Hi All,
I am struggling to understand how to manage credentials for azure storage across cluster when trying to use Azure python libraries within functions that may end up on the cluster worker nodes.
I am building a task to load blobs from Azure storage where the storage doesn't have HNS enabled this means I cant use dlt/lakeflow to load data. That sucks. I have configured spark.conf settings in the cluster config, and I can see in logs it allegedly(no failures) setting the settings, however I am getting this
Failure to initialize configuration for azue blob store azure.blob.storage
Invalid configuration value detected for fs.azure.account.key Invalid configuration value detected for fs.azure.account.key
The error is being triggered by a spark.read.json(filename) line of code when it is read to write contents to a table
ClusterConfig
SPARK
spark.conf.set("oauth_string", "OAuth")
spark.conf.set(fs_oauth_provider_string, "org.apache.hadoop.fs.azurebfs.oauth2.ClientCredsTokenProvider")
spark.conf.set(fs_oauth_client_id_string, application_id)
spark.conf.set("s_oauth_client_secret_string, service_credential)
spark.conf.set(fs_oauth_client_endpoint_string, oauth_login)
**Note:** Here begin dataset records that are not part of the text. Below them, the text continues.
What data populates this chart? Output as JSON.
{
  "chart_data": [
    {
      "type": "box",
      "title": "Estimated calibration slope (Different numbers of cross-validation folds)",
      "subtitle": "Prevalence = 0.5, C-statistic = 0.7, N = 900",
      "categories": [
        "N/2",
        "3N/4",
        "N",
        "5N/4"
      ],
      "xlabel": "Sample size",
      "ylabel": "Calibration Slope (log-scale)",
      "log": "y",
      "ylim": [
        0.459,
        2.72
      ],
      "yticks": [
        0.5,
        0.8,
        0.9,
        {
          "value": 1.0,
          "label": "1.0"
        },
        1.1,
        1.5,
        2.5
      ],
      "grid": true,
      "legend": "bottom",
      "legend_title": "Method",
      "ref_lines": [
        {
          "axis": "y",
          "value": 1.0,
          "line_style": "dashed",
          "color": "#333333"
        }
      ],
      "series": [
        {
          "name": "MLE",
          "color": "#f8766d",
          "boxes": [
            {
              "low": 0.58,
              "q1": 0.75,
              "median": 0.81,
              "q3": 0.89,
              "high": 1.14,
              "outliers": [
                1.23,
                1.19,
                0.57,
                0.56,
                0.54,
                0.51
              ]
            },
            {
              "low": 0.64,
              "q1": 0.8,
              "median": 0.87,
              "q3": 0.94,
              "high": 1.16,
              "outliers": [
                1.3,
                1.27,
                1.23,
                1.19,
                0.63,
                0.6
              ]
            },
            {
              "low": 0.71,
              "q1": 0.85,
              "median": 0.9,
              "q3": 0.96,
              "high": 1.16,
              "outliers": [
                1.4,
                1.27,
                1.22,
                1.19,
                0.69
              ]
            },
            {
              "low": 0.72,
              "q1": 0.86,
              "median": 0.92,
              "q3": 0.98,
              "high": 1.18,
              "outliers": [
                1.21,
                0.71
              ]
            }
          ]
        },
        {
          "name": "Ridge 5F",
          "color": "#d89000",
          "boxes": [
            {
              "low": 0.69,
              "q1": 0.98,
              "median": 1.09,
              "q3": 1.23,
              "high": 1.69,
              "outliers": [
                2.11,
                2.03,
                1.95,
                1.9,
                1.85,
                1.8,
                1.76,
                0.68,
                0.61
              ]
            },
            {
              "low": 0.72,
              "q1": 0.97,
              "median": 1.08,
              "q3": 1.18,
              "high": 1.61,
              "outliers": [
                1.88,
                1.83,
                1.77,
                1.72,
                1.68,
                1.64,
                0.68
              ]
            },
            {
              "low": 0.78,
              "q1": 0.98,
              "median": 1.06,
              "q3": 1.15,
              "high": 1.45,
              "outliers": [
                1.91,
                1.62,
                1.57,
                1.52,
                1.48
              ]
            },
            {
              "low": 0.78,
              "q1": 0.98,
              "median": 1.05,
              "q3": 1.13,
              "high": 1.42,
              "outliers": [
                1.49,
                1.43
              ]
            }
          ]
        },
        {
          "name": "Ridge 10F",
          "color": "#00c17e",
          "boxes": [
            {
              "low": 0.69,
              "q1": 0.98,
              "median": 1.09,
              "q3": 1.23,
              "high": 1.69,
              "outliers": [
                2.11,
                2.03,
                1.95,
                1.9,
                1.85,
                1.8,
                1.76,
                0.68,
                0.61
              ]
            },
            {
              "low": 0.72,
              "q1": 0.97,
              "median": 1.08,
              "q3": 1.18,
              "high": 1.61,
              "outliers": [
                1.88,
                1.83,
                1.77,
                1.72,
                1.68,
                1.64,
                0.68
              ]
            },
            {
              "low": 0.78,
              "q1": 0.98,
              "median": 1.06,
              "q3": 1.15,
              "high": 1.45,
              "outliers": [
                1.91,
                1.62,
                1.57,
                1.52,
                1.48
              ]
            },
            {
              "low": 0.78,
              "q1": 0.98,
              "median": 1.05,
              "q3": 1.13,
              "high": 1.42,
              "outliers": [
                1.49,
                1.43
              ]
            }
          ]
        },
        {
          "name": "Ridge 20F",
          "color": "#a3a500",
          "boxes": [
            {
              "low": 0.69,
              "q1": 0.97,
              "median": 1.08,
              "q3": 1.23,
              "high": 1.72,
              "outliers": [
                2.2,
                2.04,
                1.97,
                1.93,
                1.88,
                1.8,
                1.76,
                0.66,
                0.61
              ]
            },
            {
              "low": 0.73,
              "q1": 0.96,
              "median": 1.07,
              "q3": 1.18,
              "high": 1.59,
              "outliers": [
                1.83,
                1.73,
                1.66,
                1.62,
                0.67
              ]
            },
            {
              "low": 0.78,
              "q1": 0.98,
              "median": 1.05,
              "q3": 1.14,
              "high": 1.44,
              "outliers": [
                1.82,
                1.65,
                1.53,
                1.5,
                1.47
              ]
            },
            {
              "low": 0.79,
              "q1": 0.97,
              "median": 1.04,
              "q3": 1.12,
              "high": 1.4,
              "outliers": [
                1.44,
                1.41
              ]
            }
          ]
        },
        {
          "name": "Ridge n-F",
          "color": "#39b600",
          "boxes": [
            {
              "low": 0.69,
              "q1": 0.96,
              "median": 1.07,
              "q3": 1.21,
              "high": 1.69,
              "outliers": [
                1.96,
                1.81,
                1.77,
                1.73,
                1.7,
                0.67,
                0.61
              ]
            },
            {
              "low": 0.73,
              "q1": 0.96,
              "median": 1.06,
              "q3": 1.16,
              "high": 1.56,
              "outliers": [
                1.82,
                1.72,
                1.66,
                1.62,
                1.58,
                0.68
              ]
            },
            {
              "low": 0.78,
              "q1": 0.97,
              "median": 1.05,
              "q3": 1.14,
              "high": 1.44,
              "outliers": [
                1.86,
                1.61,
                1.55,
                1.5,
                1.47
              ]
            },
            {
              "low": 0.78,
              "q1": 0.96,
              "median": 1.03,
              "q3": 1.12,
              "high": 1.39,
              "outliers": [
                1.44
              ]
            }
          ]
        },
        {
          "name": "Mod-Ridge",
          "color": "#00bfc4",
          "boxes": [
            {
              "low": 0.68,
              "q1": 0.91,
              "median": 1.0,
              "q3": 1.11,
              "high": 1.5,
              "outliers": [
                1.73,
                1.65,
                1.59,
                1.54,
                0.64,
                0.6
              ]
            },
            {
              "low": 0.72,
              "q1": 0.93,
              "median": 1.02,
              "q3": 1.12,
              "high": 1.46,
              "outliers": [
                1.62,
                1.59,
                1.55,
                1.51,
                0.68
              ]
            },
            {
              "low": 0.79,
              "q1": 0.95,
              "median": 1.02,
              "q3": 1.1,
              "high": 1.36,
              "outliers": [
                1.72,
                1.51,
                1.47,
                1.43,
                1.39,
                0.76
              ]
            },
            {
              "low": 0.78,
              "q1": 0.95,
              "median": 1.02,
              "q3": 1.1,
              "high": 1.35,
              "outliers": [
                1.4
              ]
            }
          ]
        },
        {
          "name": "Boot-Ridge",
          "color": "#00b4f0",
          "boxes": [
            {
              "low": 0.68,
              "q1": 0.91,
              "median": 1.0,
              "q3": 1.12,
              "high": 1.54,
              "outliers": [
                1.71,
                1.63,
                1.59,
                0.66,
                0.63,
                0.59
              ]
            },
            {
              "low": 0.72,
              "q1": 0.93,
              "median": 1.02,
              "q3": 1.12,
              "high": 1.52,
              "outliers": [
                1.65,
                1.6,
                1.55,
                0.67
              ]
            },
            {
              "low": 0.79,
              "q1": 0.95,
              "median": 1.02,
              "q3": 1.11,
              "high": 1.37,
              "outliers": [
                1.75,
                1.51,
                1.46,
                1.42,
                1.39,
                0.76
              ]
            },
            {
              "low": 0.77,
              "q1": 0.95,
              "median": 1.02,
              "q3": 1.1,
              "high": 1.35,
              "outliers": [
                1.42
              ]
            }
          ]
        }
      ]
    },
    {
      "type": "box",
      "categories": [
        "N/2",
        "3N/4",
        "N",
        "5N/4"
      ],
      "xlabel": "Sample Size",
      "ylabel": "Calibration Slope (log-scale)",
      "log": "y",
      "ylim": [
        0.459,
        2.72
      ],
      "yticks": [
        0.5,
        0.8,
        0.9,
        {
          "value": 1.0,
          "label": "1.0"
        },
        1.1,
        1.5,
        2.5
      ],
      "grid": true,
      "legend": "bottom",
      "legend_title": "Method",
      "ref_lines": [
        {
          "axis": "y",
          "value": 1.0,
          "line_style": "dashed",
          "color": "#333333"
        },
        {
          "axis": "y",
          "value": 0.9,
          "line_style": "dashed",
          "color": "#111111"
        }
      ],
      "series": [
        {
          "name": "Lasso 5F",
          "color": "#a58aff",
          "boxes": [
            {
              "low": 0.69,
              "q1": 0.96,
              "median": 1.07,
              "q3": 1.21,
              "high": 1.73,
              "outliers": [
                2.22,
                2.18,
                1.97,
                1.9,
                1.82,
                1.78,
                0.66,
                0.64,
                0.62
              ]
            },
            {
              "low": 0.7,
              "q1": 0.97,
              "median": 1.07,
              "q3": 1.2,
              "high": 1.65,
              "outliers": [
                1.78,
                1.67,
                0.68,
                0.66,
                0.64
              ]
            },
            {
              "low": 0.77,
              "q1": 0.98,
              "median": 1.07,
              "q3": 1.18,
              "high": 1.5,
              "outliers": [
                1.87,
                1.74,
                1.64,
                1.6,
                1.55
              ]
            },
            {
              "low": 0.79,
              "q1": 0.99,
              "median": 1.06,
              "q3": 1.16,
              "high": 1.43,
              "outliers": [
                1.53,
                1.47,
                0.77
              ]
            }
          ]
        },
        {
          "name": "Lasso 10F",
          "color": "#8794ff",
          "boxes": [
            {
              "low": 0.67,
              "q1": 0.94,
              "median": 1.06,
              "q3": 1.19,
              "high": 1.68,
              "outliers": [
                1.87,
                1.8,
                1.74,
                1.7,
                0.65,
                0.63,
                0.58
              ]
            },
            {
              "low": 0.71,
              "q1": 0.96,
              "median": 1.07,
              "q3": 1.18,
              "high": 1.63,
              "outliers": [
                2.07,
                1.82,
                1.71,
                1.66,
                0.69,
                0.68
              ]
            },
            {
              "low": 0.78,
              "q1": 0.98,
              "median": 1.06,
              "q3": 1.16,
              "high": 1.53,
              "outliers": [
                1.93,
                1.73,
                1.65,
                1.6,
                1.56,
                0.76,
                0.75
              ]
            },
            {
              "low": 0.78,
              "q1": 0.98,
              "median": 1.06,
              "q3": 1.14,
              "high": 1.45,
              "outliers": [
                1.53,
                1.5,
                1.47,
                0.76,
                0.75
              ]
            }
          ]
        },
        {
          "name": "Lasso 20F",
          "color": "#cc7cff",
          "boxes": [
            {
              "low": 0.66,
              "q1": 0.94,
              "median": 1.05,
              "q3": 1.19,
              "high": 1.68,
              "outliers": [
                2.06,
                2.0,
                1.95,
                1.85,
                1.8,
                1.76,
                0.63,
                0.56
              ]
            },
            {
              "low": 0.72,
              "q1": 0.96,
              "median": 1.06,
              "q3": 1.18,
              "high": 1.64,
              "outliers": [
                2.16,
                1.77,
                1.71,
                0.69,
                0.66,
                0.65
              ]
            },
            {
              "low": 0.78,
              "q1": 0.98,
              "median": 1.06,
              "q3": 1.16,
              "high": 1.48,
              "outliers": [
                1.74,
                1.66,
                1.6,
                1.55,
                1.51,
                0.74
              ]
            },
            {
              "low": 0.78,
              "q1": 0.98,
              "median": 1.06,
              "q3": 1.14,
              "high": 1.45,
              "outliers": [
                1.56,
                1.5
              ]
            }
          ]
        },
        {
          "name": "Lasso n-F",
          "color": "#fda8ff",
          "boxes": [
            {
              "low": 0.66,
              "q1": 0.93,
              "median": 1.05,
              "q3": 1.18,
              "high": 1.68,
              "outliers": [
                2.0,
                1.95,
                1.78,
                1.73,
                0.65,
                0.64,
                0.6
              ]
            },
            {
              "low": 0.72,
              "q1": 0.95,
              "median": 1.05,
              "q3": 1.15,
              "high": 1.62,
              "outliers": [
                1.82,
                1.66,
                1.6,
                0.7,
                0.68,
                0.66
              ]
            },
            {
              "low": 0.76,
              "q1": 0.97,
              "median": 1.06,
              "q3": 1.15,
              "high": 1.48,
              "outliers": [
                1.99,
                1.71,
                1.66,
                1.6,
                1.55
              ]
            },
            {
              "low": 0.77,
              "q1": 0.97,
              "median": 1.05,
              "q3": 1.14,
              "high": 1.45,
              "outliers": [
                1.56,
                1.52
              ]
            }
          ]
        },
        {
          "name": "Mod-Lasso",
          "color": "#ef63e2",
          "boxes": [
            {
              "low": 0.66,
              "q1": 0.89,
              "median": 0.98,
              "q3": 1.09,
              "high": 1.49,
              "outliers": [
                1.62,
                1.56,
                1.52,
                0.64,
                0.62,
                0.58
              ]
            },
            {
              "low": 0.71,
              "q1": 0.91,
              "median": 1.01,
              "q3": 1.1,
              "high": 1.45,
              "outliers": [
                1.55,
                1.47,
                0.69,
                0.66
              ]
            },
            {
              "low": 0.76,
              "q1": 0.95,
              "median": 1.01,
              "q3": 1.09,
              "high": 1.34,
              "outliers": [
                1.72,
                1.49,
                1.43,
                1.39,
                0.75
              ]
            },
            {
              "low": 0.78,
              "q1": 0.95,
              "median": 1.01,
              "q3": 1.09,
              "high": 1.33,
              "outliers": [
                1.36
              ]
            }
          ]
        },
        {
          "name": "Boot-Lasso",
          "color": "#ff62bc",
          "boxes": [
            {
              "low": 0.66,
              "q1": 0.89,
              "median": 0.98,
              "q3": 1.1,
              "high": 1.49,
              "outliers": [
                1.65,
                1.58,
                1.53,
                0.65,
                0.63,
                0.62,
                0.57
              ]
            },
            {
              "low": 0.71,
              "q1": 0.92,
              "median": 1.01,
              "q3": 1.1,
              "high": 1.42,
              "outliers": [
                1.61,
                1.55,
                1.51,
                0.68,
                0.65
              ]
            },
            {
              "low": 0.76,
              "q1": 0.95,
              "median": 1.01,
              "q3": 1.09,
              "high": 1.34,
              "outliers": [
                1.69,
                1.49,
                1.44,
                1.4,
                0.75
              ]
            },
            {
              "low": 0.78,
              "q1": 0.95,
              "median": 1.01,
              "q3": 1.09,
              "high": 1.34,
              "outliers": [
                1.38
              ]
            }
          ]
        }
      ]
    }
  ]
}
spark.conf.set(fs.azure.account.key.storageaccount.blob.core.windows.net, dbutils.secrets.get(scope=key_scope, key=service_credential_key
EnvironmentVariables
PYSPARK_PYTHON=/databricks/python3/bin/python3
DATABRICKS_DEFAULT_SERVICE_CREDENTIAL_NAME=dbricks-connector-id
directory_id=aguid
key_scope=Secrets
service_credential_key=secret-accesskey
oauth_string=fs.azure.account.oauth.provider.type.{storage_account}.blob.core.windows.net
fs_oauth_provider_string=fs.azure.accountoauth.provider.type.{storage_account}.blob.core.windows.net
fs_oauth_client_id_string=fs.azure.account.oauth2.client.id.{storage_account}.blob.core.windows.net
fs_oauth_client_secret_string=fs.azure.account.oauth2.client.secret.{storage_account}.blob.core.windows.net
fs_oauth_client_endpoint_string=fs.azure.account.oauth2.client.endpoint.{storage_account}.blob.core.windows.net
oauth_login=https://login.microsoftonline.com/{directory_id}/oauth2/token
I've changed a few values for security reasons
If I am, what am I configuring wrong?
If not the config, what else is wrong